We stop several times on the ride up to acclimatize to the altitude, visiting the ghost town of Puquios (former population: 5,000) and some small oases inhabited by the indigenous Kolla community, who sell colorful textiles and blocks of salty-sweet goat cheese. By the time we reach the park entrance, we’re breathing 30% less oxygen at a height of about 13,000 feet.

Pizarro says this area is called the “sky of South America,” as it’s home to a collection of 16 summits over 20,000 feet. Nowhere beyond the greater ­Himalayas has such lofty earth.
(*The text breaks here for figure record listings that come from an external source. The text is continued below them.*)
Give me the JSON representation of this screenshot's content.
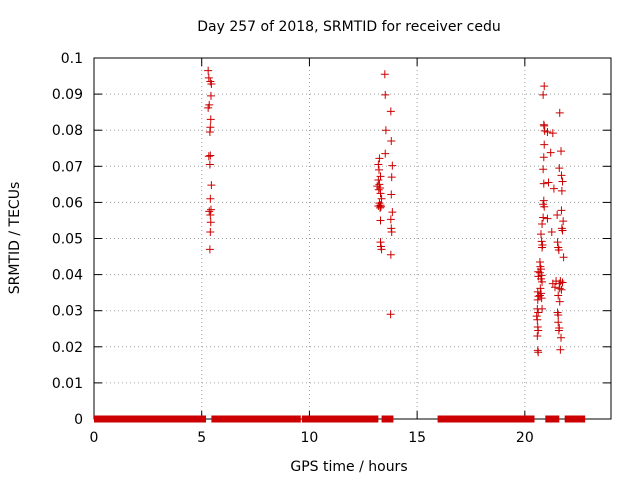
{
  "chart_data": {
    "type": "scatter",
    "title": "Day 257 of 2018, SRMTID for receiver cedu",
    "xlabel": "GPS time / hours",
    "ylabel": "SRMTID / TECUs",
    "xlim": [
      0,
      24
    ],
    "ylim": [
      0,
      0.1
    ],
    "xticks": [
      0,
      5,
      10,
      15,
      20
    ],
    "xtick_labels": [
      "0",
      "5",
      "10",
      "15",
      "20"
    ],
    "yticks": [
      0,
      0.01,
      0.02,
      0.03,
      0.04,
      0.05,
      0.06,
      0.07,
      0.08,
      0.09,
      0.1
    ],
    "ytick_labels": [
      "0",
      "0.01",
      "0.02",
      "0.03",
      "0.04",
      "0.05",
      "0.06",
      "0.07",
      "0.08",
      "0.09",
      "0.1"
    ],
    "grid": true,
    "marker": "+",
    "color": "#cc0000",
    "zero_segments": [
      [
        0.0,
        5.2
      ],
      [
        5.45,
        9.6
      ],
      [
        9.65,
        13.2
      ],
      [
        13.35,
        13.9
      ],
      [
        15.95,
        20.45
      ],
      [
        20.95,
        21.6
      ],
      [
        21.85,
        22.8
      ]
    ],
    "points": [
      [
        5.3,
        0.0965
      ],
      [
        5.33,
        0.0945
      ],
      [
        5.4,
        0.0935
      ],
      [
        5.45,
        0.0928
      ],
      [
        5.43,
        0.0895
      ],
      [
        5.35,
        0.087
      ],
      [
        5.3,
        0.0862
      ],
      [
        5.42,
        0.083
      ],
      [
        5.4,
        0.0808
      ],
      [
        5.38,
        0.0795
      ],
      [
        5.4,
        0.073
      ],
      [
        5.33,
        0.0728
      ],
      [
        5.38,
        0.0705
      ],
      [
        5.45,
        0.0648
      ],
      [
        5.4,
        0.061
      ],
      [
        5.43,
        0.058
      ],
      [
        5.35,
        0.0575
      ],
      [
        5.4,
        0.0565
      ],
      [
        5.42,
        0.0545
      ],
      [
        5.4,
        0.0518
      ],
      [
        5.38,
        0.047
      ],
      [
        13.25,
        0.0722
      ],
      [
        13.2,
        0.0705
      ],
      [
        13.23,
        0.069
      ],
      [
        13.3,
        0.0672
      ],
      [
        13.2,
        0.0662
      ],
      [
        13.25,
        0.065
      ],
      [
        13.15,
        0.0645
      ],
      [
        13.28,
        0.064
      ],
      [
        13.22,
        0.0635
      ],
      [
        13.3,
        0.0625
      ],
      [
        13.35,
        0.061
      ],
      [
        13.25,
        0.0598
      ],
      [
        13.3,
        0.0592
      ],
      [
        13.32,
        0.0588
      ],
      [
        13.28,
        0.0585
      ],
      [
        13.2,
        0.059
      ],
      [
        13.3,
        0.055
      ],
      [
        13.3,
        0.049
      ],
      [
        13.32,
        0.0478
      ],
      [
        13.35,
        0.047
      ],
      [
        13.5,
        0.0955
      ],
      [
        13.52,
        0.0898
      ],
      [
        13.55,
        0.08
      ],
      [
        13.52,
        0.0735
      ],
      [
        13.78,
        0.0852
      ],
      [
        13.8,
        0.077
      ],
      [
        13.85,
        0.0702
      ],
      [
        13.82,
        0.067
      ],
      [
        13.8,
        0.0622
      ],
      [
        13.85,
        0.0573
      ],
      [
        13.78,
        0.0553
      ],
      [
        13.8,
        0.0528
      ],
      [
        13.82,
        0.0518
      ],
      [
        13.78,
        0.0455
      ],
      [
        13.77,
        0.029
      ],
      [
        20.62,
        0.0408
      ],
      [
        20.63,
        0.0395
      ],
      [
        20.6,
        0.0352
      ],
      [
        20.63,
        0.034
      ],
      [
        20.6,
        0.033
      ],
      [
        20.58,
        0.0305
      ],
      [
        20.62,
        0.0295
      ],
      [
        20.55,
        0.0285
      ],
      [
        20.58,
        0.0275
      ],
      [
        20.6,
        0.0255
      ],
      [
        20.62,
        0.0245
      ],
      [
        20.58,
        0.023
      ],
      [
        20.6,
        0.019
      ],
      [
        20.62,
        0.0185
      ],
      [
        20.7,
        0.0435
      ],
      [
        20.72,
        0.0422
      ],
      [
        20.75,
        0.0415
      ],
      [
        20.7,
        0.0405
      ],
      [
        20.78,
        0.0398
      ],
      [
        20.75,
        0.0388
      ],
      [
        20.8,
        0.038
      ],
      [
        20.72,
        0.0362
      ],
      [
        20.75,
        0.0348
      ],
      [
        20.7,
        0.0342
      ],
      [
        20.78,
        0.0335
      ],
      [
        20.8,
        0.0305
      ],
      [
        20.75,
        0.0512
      ],
      [
        20.78,
        0.0492
      ],
      [
        20.82,
        0.0482
      ],
      [
        20.8,
        0.0475
      ],
      [
        20.85,
        0.0558
      ],
      [
        20.8,
        0.054
      ],
      [
        20.88,
        0.0605
      ],
      [
        20.85,
        0.0595
      ],
      [
        20.9,
        0.0588
      ],
      [
        20.88,
        0.0652
      ],
      [
        20.85,
        0.0692
      ],
      [
        20.88,
        0.0725
      ],
      [
        20.9,
        0.076
      ],
      [
        20.92,
        0.0798
      ],
      [
        20.88,
        0.0815
      ],
      [
        20.9,
        0.0812
      ],
      [
        20.85,
        0.0898
      ],
      [
        20.9,
        0.0922
      ],
      [
        21.05,
        0.0795
      ],
      [
        21.3,
        0.0792
      ],
      [
        21.2,
        0.0738
      ],
      [
        21.1,
        0.0655
      ],
      [
        21.05,
        0.0555
      ],
      [
        21.35,
        0.0638
      ],
      [
        21.25,
        0.0518
      ],
      [
        21.3,
        0.0375
      ],
      [
        21.4,
        0.0365
      ],
      [
        21.45,
        0.0382
      ],
      [
        21.5,
        0.0565
      ],
      [
        21.52,
        0.049
      ],
      [
        21.55,
        0.0475
      ],
      [
        21.58,
        0.0468
      ],
      [
        21.52,
        0.0295
      ],
      [
        21.55,
        0.0288
      ],
      [
        21.55,
        0.0268
      ],
      [
        21.6,
        0.0252
      ],
      [
        21.58,
        0.0245
      ],
      [
        21.6,
        0.0375
      ],
      [
        21.62,
        0.0362
      ],
      [
        21.55,
        0.0342
      ],
      [
        21.62,
        0.0325
      ],
      [
        21.65,
        0.0382
      ],
      [
        21.6,
        0.0695
      ],
      [
        21.62,
        0.0848
      ],
      [
        21.68,
        0.0742
      ],
      [
        21.7,
        0.0675
      ],
      [
        21.72,
        0.0632
      ],
      [
        21.75,
        0.0658
      ],
      [
        21.7,
        0.0578
      ],
      [
        21.78,
        0.0548
      ],
      [
        21.72,
        0.0528
      ],
      [
        21.75,
        0.0522
      ],
      [
        21.8,
        0.0448
      ],
      [
        21.75,
        0.0378
      ],
      [
        21.7,
        0.0358
      ],
      [
        21.68,
        0.0225
      ],
      [
        21.65,
        0.0192
      ]
    ]
  }
}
These barren volcanic peaks lie in the backdrop during our afternoon at Laguna Verde, an ethereal green lagoon populated by pink flamingos.

Walking the half-mile path down to the edge of the lagoon from the park’s small mountaineering lodge is an exhausting task. The thin air seems to age me 30 years, while the strong solar rays sap my energy and suck all humidity from my bulging eyes.

The way back to Copiapo that afternoon skirts the edge of the Salar de Maricunga, a blindingly white salt flat near the border with Argentina. It’s the southernmost salt flat in South America, and its bleached earth sits in stark contrast to the burnt-brown hills of the Altiplano.

It’s hard to imagine why this land of superlatives hasn’t yet caught on with tourists. However, after this summer’s total solar eclipse brought throngs of eclipse chasers to southern Atacama, it may soon become a must-see destination.